Merve Tekgürler
PhD Candidate in History
Stanford University
Mellon/ACLS Dissertation Fellow
Mahmud Raif Efendi, Cedid Atlas Tercümesi, Istanbul, 1803
Merve Tekgürler is a PhD candidate in History (ABD) and an M.S. student in Symbolic Systems. In AY 2023-24, they hold the inaugural Mellon/ACLS Dissertation Innovation Fellowship. Merve has a BA in History and Social and Cultural Anthropology from Freie University Berlin and an MA in History from Stanford.
Merve's dissertation, tentatively titled "Crucible of Empire: Danubian Borderlands and the Making of Ottoman Administrative Mentalities," focuses on the Ottoman-Polish borderlands in the long 18th century (1760s–1820s), examining change and continuity north of the Danube River in relation to Russian and Austrian expansions.

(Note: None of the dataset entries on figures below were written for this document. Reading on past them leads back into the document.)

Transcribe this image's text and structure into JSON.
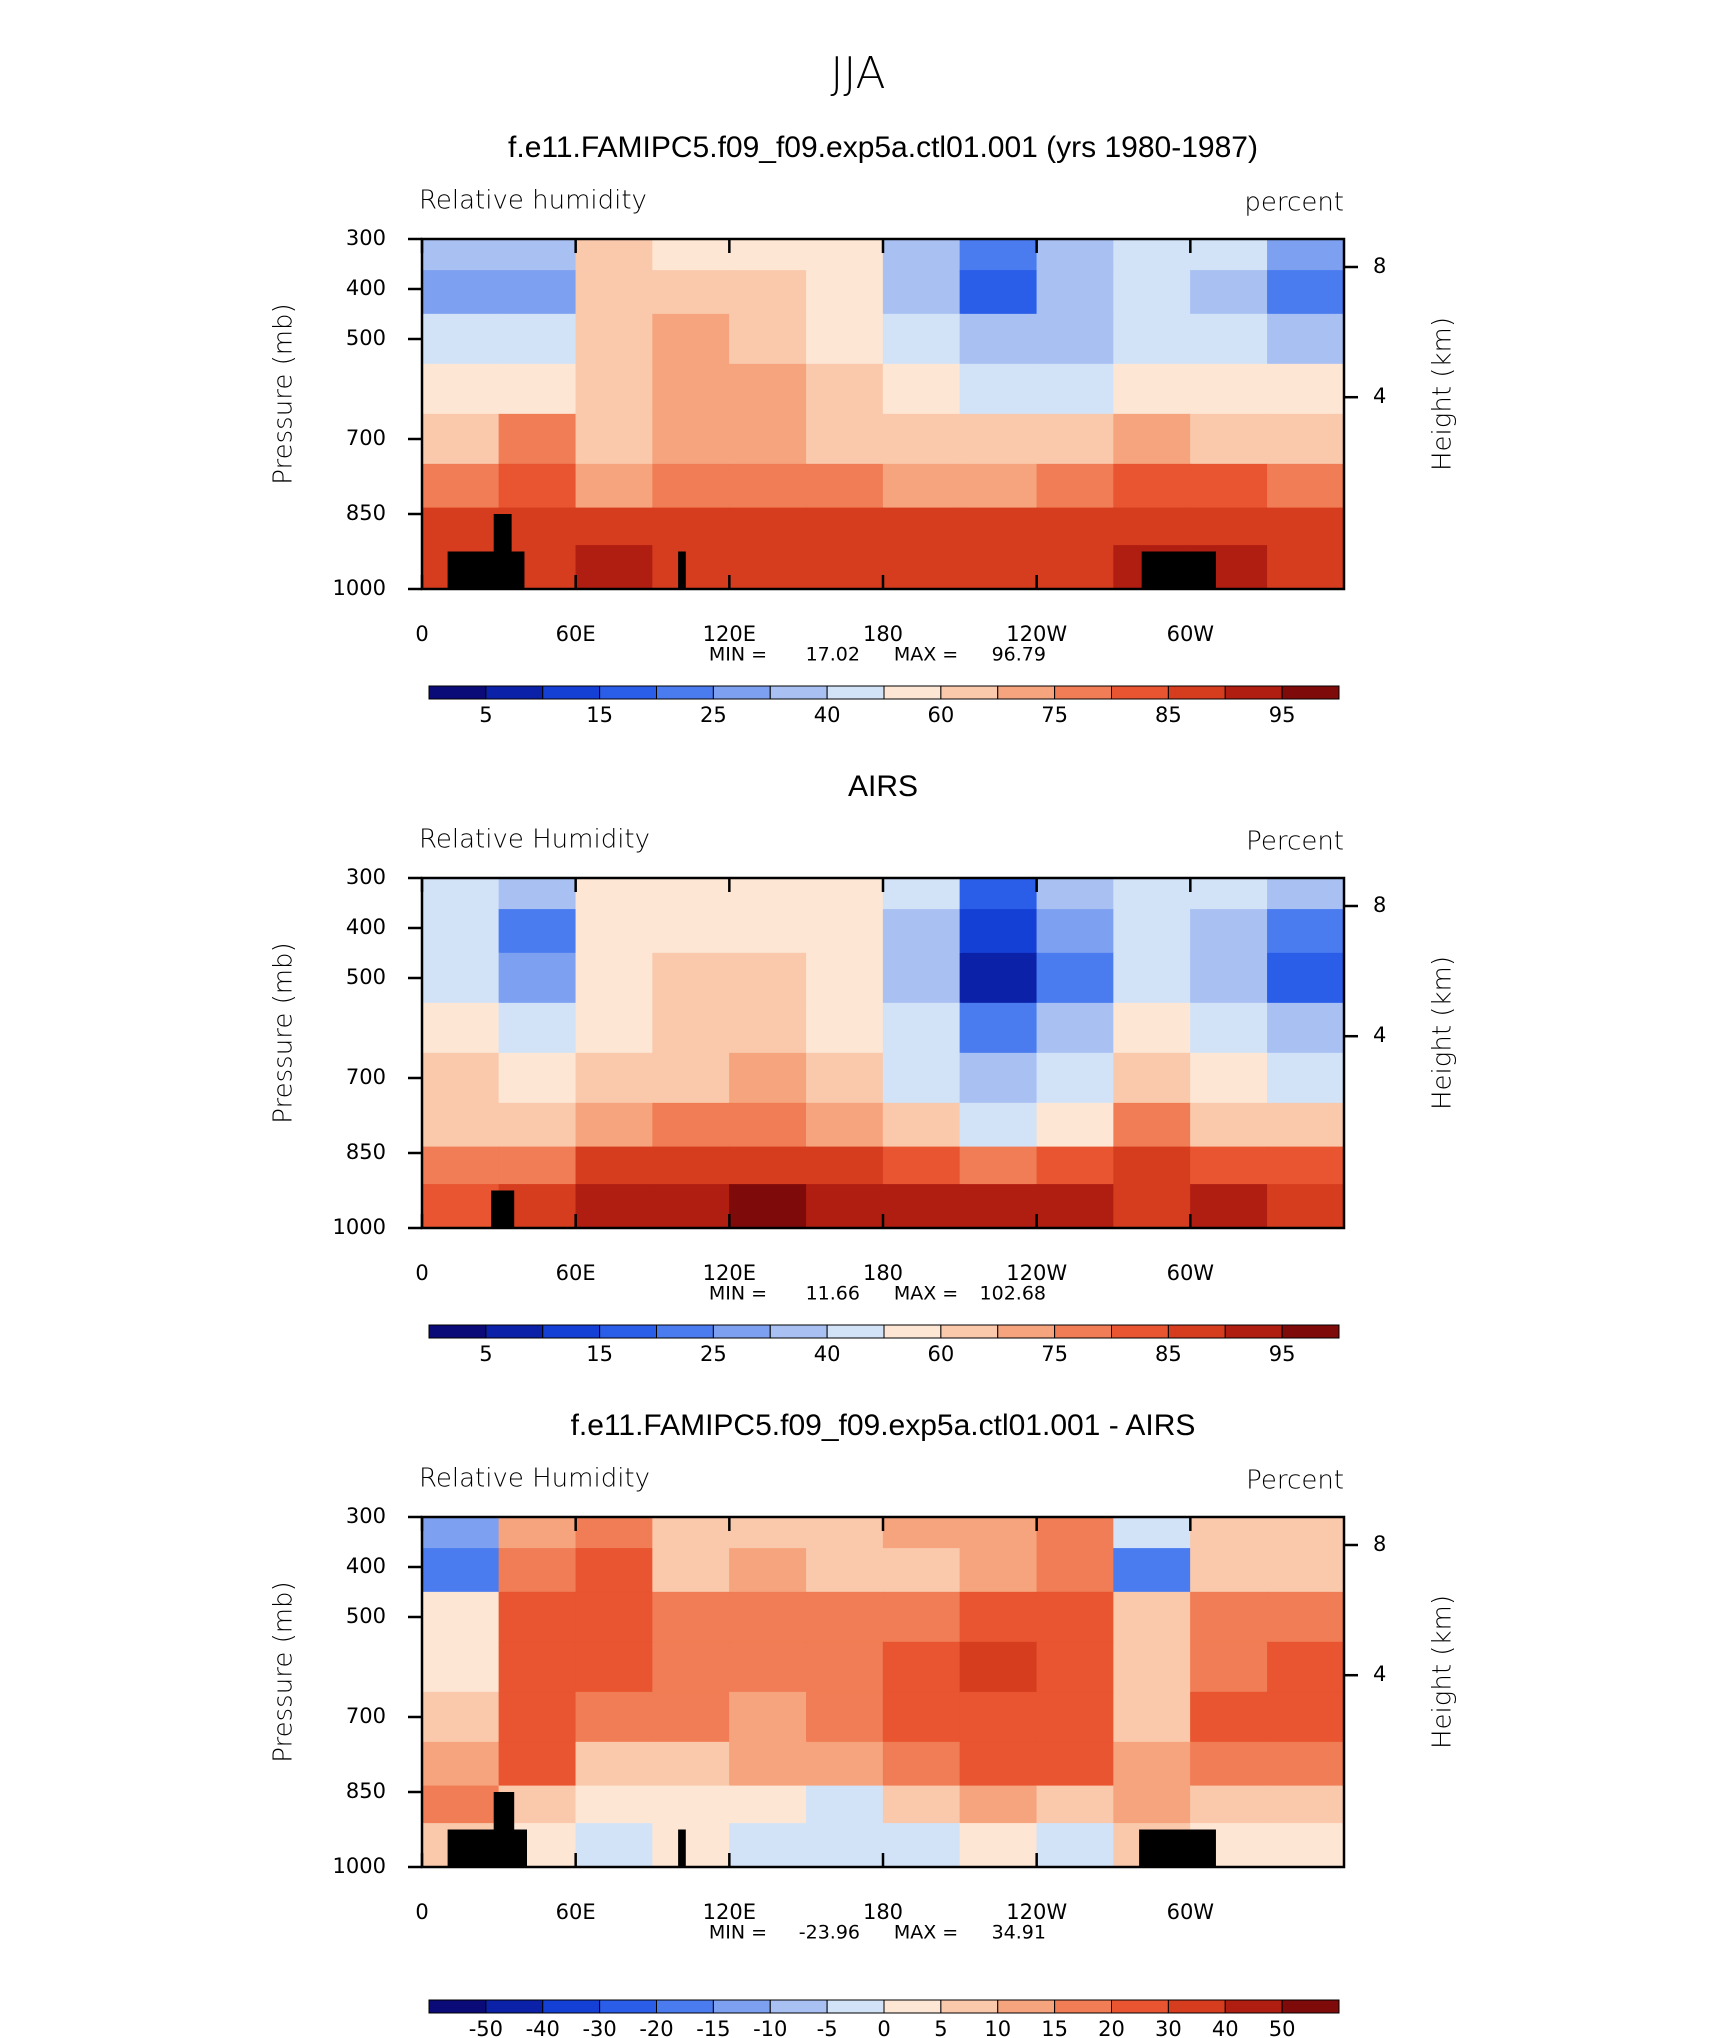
{
  "title": "JJA",
  "chart_data": [
    {
      "type": "heatmap",
      "title": "f.e11.FAMIPC5.f09_f09.exp5a.ctl01.001 (yrs 1980-1987)",
      "left_label": "Relative humidity",
      "right_label": "percent",
      "ylabel": "Pressure (mb)",
      "y2label": "Height (km)",
      "xlim": [
        0,
        360
      ],
      "xticks": [
        0,
        {
          "value": 60,
          "label": "60E"
        },
        {
          "value": 120,
          "label": "120E"
        },
        180,
        {
          "value": 240,
          "label": "120W"
        },
        {
          "value": 300,
          "label": "60W"
        }
      ],
      "ylim": [
        1000,
        300
      ],
      "yticks": [
        300,
        400,
        500,
        700,
        850,
        1000
      ],
      "y2scale": "standard_atmosphere",
      "y2ticks": [
        8,
        4
      ],
      "min_label": "MIN =",
      "min": 17.02,
      "max_label": "MAX =",
      "max": 96.79,
      "levels": [
        5,
        10,
        15,
        20,
        25,
        30,
        40,
        50,
        60,
        70,
        75,
        80,
        85,
        90,
        95
      ],
      "cbar_ticks": [
        5,
        15,
        25,
        40,
        60,
        75,
        85,
        95
      ],
      "colors": [
        "#0a0a78",
        "#0b22a8",
        "#1540d6",
        "#2a5de8",
        "#4a7cf0",
        "#7ea0f0",
        "#a9c1f2",
        "#d2e3f8",
        "#fde6d4",
        "#fac9ac",
        "#f6a47e",
        "#f07d55",
        "#e85530",
        "#d63c1e",
        "#b01e12",
        "#7f0a0a"
      ],
      "lon": [
        15,
        45,
        75,
        105,
        135,
        165,
        195,
        225,
        255,
        285,
        315,
        345
      ],
      "pressure": [
        325,
        400,
        500,
        600,
        700,
        800,
        875,
        950
      ],
      "z": [
        [
          30,
          35,
          60,
          55,
          55,
          50,
          35,
          20,
          30,
          45,
          40,
          25
        ],
        [
          28,
          25,
          65,
          65,
          65,
          55,
          35,
          18,
          35,
          45,
          30,
          22
        ],
        [
          40,
          45,
          65,
          70,
          68,
          55,
          40,
          30,
          35,
          45,
          40,
          35
        ],
        [
          50,
          55,
          65,
          70,
          70,
          60,
          50,
          45,
          45,
          50,
          50,
          50
        ],
        [
          60,
          75,
          65,
          70,
          72,
          65,
          60,
          60,
          60,
          70,
          65,
          65
        ],
        [
          75,
          80,
          72,
          75,
          78,
          75,
          72,
          72,
          75,
          80,
          80,
          78
        ],
        [
          85,
          88,
          85,
          88,
          88,
          85,
          85,
          85,
          85,
          88,
          88,
          85
        ],
        [
          85,
          85,
          90,
          88,
          88,
          88,
          87,
          88,
          88,
          90,
          90,
          88
        ]
      ]
    },
    {
      "type": "heatmap",
      "title": "AIRS",
      "left_label": "Relative Humidity",
      "right_label": "Percent",
      "ylabel": "Pressure (mb)",
      "y2label": "Height (km)",
      "xlim": [
        0,
        360
      ],
      "xticks": [
        0,
        {
          "value": 60,
          "label": "60E"
        },
        {
          "value": 120,
          "label": "120E"
        },
        180,
        {
          "value": 240,
          "label": "120W"
        },
        {
          "value": 300,
          "label": "60W"
        }
      ],
      "ylim": [
        1000,
        300
      ],
      "yticks": [
        300,
        400,
        500,
        700,
        850,
        1000
      ],
      "y2scale": "standard_atmosphere",
      "y2ticks": [
        8,
        4
      ],
      "min_label": "MIN =",
      "min": 11.66,
      "max_label": "MAX =",
      "max": 102.68,
      "levels": [
        5,
        10,
        15,
        20,
        25,
        30,
        40,
        50,
        60,
        70,
        75,
        80,
        85,
        90,
        95
      ],
      "cbar_ticks": [
        5,
        15,
        25,
        40,
        60,
        75,
        85,
        95
      ],
      "colors": [
        "#0a0a78",
        "#0b22a8",
        "#1540d6",
        "#2a5de8",
        "#4a7cf0",
        "#7ea0f0",
        "#a9c1f2",
        "#d2e3f8",
        "#fde6d4",
        "#fac9ac",
        "#f6a47e",
        "#f07d55",
        "#e85530",
        "#d63c1e",
        "#b01e12",
        "#7f0a0a"
      ],
      "lon": [
        15,
        45,
        75,
        105,
        135,
        165,
        195,
        225,
        255,
        285,
        315,
        345
      ],
      "pressure": [
        325,
        400,
        500,
        600,
        700,
        800,
        875,
        950
      ],
      "z": [
        [
          45,
          30,
          55,
          55,
          58,
          55,
          40,
          15,
          30,
          45,
          40,
          30
        ],
        [
          45,
          20,
          55,
          55,
          58,
          55,
          35,
          10,
          25,
          45,
          30,
          20
        ],
        [
          40,
          25,
          55,
          60,
          60,
          55,
          35,
          8,
          20,
          45,
          30,
          15
        ],
        [
          55,
          40,
          55,
          60,
          62,
          58,
          40,
          20,
          35,
          55,
          40,
          30
        ],
        [
          60,
          55,
          60,
          65,
          70,
          65,
          45,
          30,
          40,
          65,
          50,
          45
        ],
        [
          65,
          65,
          72,
          75,
          75,
          70,
          60,
          45,
          55,
          75,
          65,
          65
        ],
        [
          75,
          75,
          85,
          85,
          88,
          85,
          80,
          78,
          80,
          85,
          82,
          80
        ],
        [
          80,
          85,
          90,
          92,
          95,
          92,
          90,
          90,
          92,
          85,
          90,
          88
        ]
      ]
    },
    {
      "type": "heatmap",
      "title": "f.e11.FAMIPC5.f09_f09.exp5a.ctl01.001 - AIRS",
      "left_label": "Relative Humidity",
      "right_label": "Percent",
      "ylabel": "Pressure (mb)",
      "y2label": "Height (km)",
      "xlim": [
        0,
        360
      ],
      "xticks": [
        0,
        {
          "value": 60,
          "label": "60E"
        },
        {
          "value": 120,
          "label": "120E"
        },
        180,
        {
          "value": 240,
          "label": "120W"
        },
        {
          "value": 300,
          "label": "60W"
        }
      ],
      "ylim": [
        1000,
        300
      ],
      "yticks": [
        300,
        400,
        500,
        700,
        850,
        1000
      ],
      "y2scale": "standard_atmosphere",
      "y2ticks": [
        8,
        4
      ],
      "min_label": "MIN =",
      "min": -23.96,
      "max_label": "MAX =",
      "max": 34.91,
      "levels": [
        -50,
        -40,
        -30,
        -20,
        -15,
        -10,
        -5,
        0,
        5,
        10,
        15,
        20,
        30,
        40,
        50
      ],
      "cbar_ticks": [
        -50,
        -40,
        -30,
        -20,
        -15,
        -10,
        -5,
        0,
        5,
        10,
        15,
        20,
        30,
        40,
        50
      ],
      "colors": [
        "#0a0a78",
        "#0b22a8",
        "#1540d6",
        "#2a5de8",
        "#4a7cf0",
        "#7ea0f0",
        "#a9c1f2",
        "#d2e3f8",
        "#fde6d4",
        "#fac9ac",
        "#f6a47e",
        "#f07d55",
        "#e85530",
        "#d63c1e",
        "#b01e12",
        "#7f0a0a"
      ],
      "lon": [
        15,
        45,
        75,
        105,
        135,
        165,
        195,
        225,
        255,
        285,
        315,
        345
      ],
      "pressure": [
        325,
        400,
        500,
        600,
        700,
        800,
        875,
        950
      ],
      "z": [
        [
          -15,
          10,
          15,
          5,
          5,
          5,
          10,
          10,
          15,
          -5,
          5,
          5
        ],
        [
          -20,
          15,
          20,
          5,
          10,
          5,
          5,
          10,
          15,
          -20,
          5,
          5
        ],
        [
          0,
          20,
          20,
          15,
          15,
          15,
          15,
          25,
          20,
          5,
          15,
          15
        ],
        [
          0,
          20,
          20,
          15,
          15,
          15,
          20,
          30,
          20,
          5,
          15,
          20
        ],
        [
          5,
          25,
          15,
          15,
          10,
          15,
          20,
          25,
          25,
          5,
          20,
          20
        ],
        [
          10,
          20,
          5,
          5,
          10,
          10,
          15,
          25,
          25,
          10,
          15,
          15
        ],
        [
          15,
          5,
          0,
          0,
          0,
          -5,
          5,
          10,
          5,
          10,
          5,
          5
        ],
        [
          5,
          0,
          -5,
          0,
          -5,
          -5,
          -5,
          0,
          -5,
          5,
          0,
          0
        ]
      ]
    }
  ]
}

They study Ottoman news and information networks in this region and their impact on the production and mobilisation of imperial knowledge.
As part of their dissertation project, Merve is training a handwritten text recognition model for 18th-century Ottoman Turkish administrative hand and developing AI-based natural language processing tools for Ottoman Turkish. Their aim is to compile a large machine-readable corpus of manuscript news communiqués and employ computational text analysis methods. In AY 2022-23, they were a Digital Humanities Graduate Fellow at CESTA with their project on topic modeling in Ottoman court histories.
Merve's research on the borderlands ties to their passion for maps and spatial humanities. They are the co-PI of Cistern: A Database of Geographical Knowledge in the Ottoman World and contributed to Mapping Ottoman Epirus, including a 3D model of the late-nineteenth century Ottoman Empire.
Previously, Merve was a G.J. Pigott Scholar (AY 2022-23) and graduate coordinator of the Stanford Humanities Center Eurasian Empires Workshop. They also served as senior graduate mentor for the Undergraduate Research Internship at CESTA. Outside academia, Merve enjoys playing tennis, doing gymnastics, and all kinds of DIY projects.